Com esse objetivo, a uma solução da chalcona em acetonitrila, sob atmosfera de nitrogênio, foi adicionado 1,3 equivalente de glutationa, à temperatura ambiente e sob agitação magnética. A reação foi monitorada por Espectrometria de Massas (ESI) no modo positivo. A análise desses espectros coletados com 6, 18, 24 e 48 h, indicou apenas espécies com razão massa/carga correspondendo à chalcona de partida e à glutationa. Nenhuma espécie com a razão m/z compatível com a formação do aduto, assim como espécies correspondentes a adutos ligados ao Na+ ou K+ foi detectada. Não tendo uma referência para comparar esse resultado, foram questionados o procedimento e a reatividade das aminochalconas. Assim, outras

chalconas disponíveis no laboratório foram submetidas à reação com a glutationa. Os resultados se encontram na Tabela 4.

Tabela 4. Resultado da reação de adição de Michael entre chalconas e glutationa.

Chalcona Tempo de reação Resultado

18 [M+H+] 550,1396 6 [M+Na+] [M+ K+] 599,1223 24 [M+H+] 660,3126 48 - 48* [M+H+] 620,1918 (**) 48 -

(*) Tempo máximo que a reação foi mantida sob agitação e tempo da última retirada de alíquota. (**) sinal de baixíssima intensidade – quase nada de produto.

Esses resultados indicam que as chalconas contendo grupos retiradores de elétrons no anel aromático são mais reativas e a formação do aduto se dá em até 24 h. As chalconas contendo grupos doadores de elétrons (metilenodioxi) foram as menos reativas, sendo que as

contém grupos volumosos no anel B, 24 e 26, não formaram o aduto com a GSH no tempo de estudo.

Com esse experimento, demonstrou-se que o procedimento da reação estava correto, e, a não formação dos adutos das aminochalconas pode ser devido à baixa reatividade promovida pelo grupo amino no anel B. Na Figura 53, estão representadas as estruturas de ressonância envolvendo o sistema carbonílico para uma chalcona não substituída (A) e uma aminochalcona (B).

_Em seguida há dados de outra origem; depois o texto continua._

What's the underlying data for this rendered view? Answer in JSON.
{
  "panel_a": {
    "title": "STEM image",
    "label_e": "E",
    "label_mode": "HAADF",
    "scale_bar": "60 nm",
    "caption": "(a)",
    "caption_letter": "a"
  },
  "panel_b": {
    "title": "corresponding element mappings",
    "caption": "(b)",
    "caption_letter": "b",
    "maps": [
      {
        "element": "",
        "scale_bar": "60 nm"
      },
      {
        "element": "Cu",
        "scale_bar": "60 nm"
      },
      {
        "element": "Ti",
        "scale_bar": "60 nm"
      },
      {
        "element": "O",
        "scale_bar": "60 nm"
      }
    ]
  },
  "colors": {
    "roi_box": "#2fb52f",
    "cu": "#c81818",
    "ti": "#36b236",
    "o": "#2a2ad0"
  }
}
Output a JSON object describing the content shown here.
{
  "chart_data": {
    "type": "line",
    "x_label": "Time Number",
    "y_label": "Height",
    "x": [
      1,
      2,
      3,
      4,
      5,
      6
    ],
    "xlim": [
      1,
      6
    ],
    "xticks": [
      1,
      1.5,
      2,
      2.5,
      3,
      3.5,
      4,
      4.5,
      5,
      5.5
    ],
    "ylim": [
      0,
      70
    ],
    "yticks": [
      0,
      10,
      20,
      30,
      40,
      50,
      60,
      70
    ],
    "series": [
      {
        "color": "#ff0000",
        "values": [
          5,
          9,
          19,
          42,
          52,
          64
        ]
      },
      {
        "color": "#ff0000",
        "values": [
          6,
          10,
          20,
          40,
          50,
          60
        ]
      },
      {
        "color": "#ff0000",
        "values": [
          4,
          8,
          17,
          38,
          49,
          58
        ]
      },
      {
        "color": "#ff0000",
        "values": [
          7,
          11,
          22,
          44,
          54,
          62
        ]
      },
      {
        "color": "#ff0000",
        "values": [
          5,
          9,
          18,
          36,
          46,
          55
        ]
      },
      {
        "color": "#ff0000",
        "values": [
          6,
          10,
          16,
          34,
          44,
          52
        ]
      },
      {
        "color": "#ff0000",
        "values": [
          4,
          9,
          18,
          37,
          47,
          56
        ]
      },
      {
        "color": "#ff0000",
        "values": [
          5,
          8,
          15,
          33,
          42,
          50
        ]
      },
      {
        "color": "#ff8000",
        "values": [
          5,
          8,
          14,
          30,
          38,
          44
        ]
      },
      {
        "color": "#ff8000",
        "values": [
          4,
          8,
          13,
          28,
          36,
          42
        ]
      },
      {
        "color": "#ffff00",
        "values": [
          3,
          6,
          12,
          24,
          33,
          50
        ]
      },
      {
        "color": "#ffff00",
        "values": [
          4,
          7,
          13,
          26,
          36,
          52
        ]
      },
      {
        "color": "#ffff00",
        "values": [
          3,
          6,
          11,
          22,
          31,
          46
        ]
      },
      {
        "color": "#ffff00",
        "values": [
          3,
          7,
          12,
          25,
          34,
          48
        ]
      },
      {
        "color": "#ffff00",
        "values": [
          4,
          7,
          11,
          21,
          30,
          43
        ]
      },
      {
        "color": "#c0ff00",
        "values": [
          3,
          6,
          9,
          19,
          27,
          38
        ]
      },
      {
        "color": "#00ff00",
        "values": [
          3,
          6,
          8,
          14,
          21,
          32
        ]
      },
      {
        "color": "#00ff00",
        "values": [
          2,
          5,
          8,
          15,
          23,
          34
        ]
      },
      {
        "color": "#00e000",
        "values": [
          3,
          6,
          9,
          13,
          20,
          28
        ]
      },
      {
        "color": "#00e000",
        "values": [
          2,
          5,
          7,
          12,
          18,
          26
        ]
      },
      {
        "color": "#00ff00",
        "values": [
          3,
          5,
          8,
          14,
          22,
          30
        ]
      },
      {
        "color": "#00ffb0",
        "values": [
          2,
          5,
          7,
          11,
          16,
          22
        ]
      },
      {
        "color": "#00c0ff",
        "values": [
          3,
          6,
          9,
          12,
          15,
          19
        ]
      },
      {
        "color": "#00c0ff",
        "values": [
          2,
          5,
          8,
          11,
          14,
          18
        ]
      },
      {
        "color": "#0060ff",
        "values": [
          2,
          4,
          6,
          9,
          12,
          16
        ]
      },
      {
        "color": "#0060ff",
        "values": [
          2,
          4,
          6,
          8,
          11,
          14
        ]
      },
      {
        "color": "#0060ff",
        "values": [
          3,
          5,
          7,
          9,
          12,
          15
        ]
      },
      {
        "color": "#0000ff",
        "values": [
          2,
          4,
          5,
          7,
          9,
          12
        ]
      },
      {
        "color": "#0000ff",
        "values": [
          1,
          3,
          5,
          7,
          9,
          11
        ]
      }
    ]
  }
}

No primeiro caso, a estrutura de ressonância que deixa uma carga positiva na posição 4 deve ter uma grande contribuição para estrutura do composto, enquanto que para uma aminochalcona (B) é possível propor outra estrutura de ressonância na qual o carbono carbonílico é “estabilizado” pelo efeito doador de elétrons do grupo amino. Assim, a posição 4 seria menos eletrofílica.

Figura 53. Estruturas de ressonância para uma chalcona não substituída (A) e para uma aminochalcona (B).